Saya pernah membaca istilah “dua kepala untuk satu kehidupan” untuk menggambarkan bagaimana rejeki akan datang dalam pernikahan. Sayangnya, meski terdengar sangat menggoda, analogi ini salah sama sekali. Nggak ada yang namanya satu kehidupan. Memangnya setelah menikah, yang perlu dikasih makan jadi cuma satu orang? Heh.
Meski sudah menikah, masing-masing pihak masih memiliki mulut dan perut mereka masing-masing. Belum lagi bila salah satu ataupun kedua pihak memiliki komitmen untuk membiayai orang tua. Jadi ada berapa perut yang perlu diurus? Sementara yang bekerja tetap sama: dua orang.
Sekarang bayangkan bila kedua orang yang bekerja ini belum mapan. Untuk mengurus diri sendiri saja, masih pas-pasan. Belum punya tabungan lebih dari sepuluh juta. Gaji bulanan hanya numpang lewat saja. Lalu menikah. Uang yang tadinya bisa dipakai untuk diri sendiri, jadi harus dibagi dan disisihkan untuk kebutuhan rumah tangga, seperti bayar listrik, air, pembantu rumah tangga (bila perlu), juga untuk masa depan bila mau punya anak.
Do the math. Please. Rejeki dari mana? Dua kepala untuk satu kehidupan bagaimana?
Masalah Akan Terasa Lebih Intens
Ketika masih berpacaran, usai ngapel biasanya masing-masing orang akan kembali ke rumah masing-masing dan nggak bertemu lagi sampai… keesokan harinya, atau minggu depan, atau bahkan mungkin bulan depan. Masing-masing pihak memiliki waktu pribadi untuk “memulihkan diri”. Misalnya selama bersama tadi ada masalah dengan pasangan, namun pada akhirnya kita kembali ke rumah masing-masing dan memiliki waktu untuk menenangkan diri. Sehingga ketika bertemu lagi dengan pasangan, kita sudah fresh lagi.
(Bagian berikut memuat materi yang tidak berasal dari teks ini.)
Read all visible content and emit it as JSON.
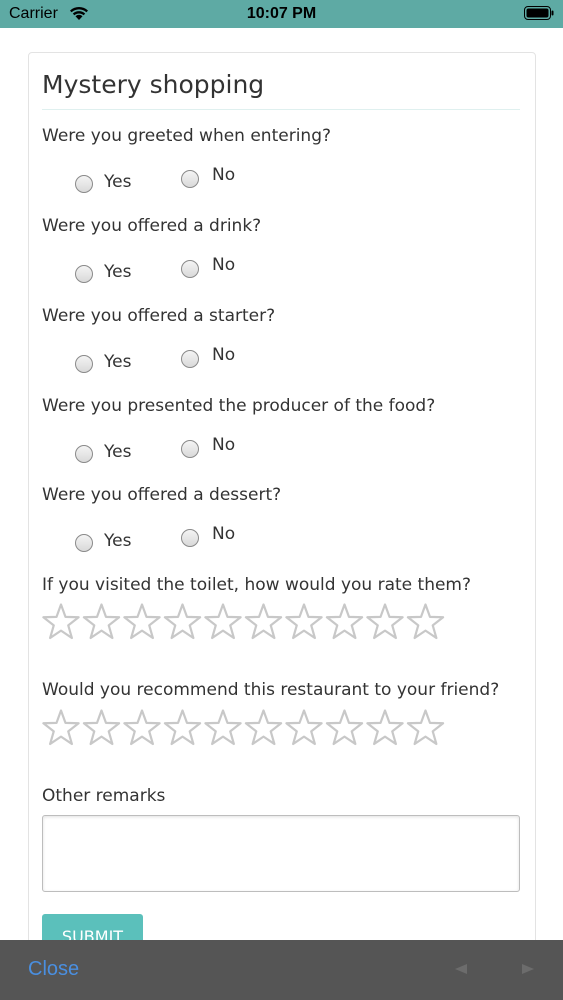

Dalam pernikahan, waktu pribadi ini dieliminasi. Sehingga meskipun kamu habis bertengkar dengan pasangan, kamu nggak bisa pulang ke rumah orang tuamu lagi saat malam tiba. Kita harus tetap menghadapi pasangan tanpa punya banyak waktu untuk menenangkan diri.
Apalagi, hal-hal menyebalkan kecil yang kamu lihat ketika masa berpacaran, akan menjadi 10 kali lipat lebih sering kamu lihat ketika sudah menikah. Jadi kalau komunikasi selama pacaran belum stabil, lebih lebih nanti kalau sudah menikah.
Saya adalah penganut paham menikah itu satu kali seumur hidup. Kalau kamu sepaham dengan saya, tentunya kita lebih harus ekstra hati-hati dalam memilih pasangan hidup, bukan? Karena sekali kita menikah dengan orang yang salah, maka kita terjebak seumur hidup. Oleh karena itulah, sebaiknya keputusan menikah jangan disepelekan. Perlu ada pertimbangan yang matang dan pikiran yang jernih di baliknya.
Ingat : Cinta boleh, tapi otak harus dipakai.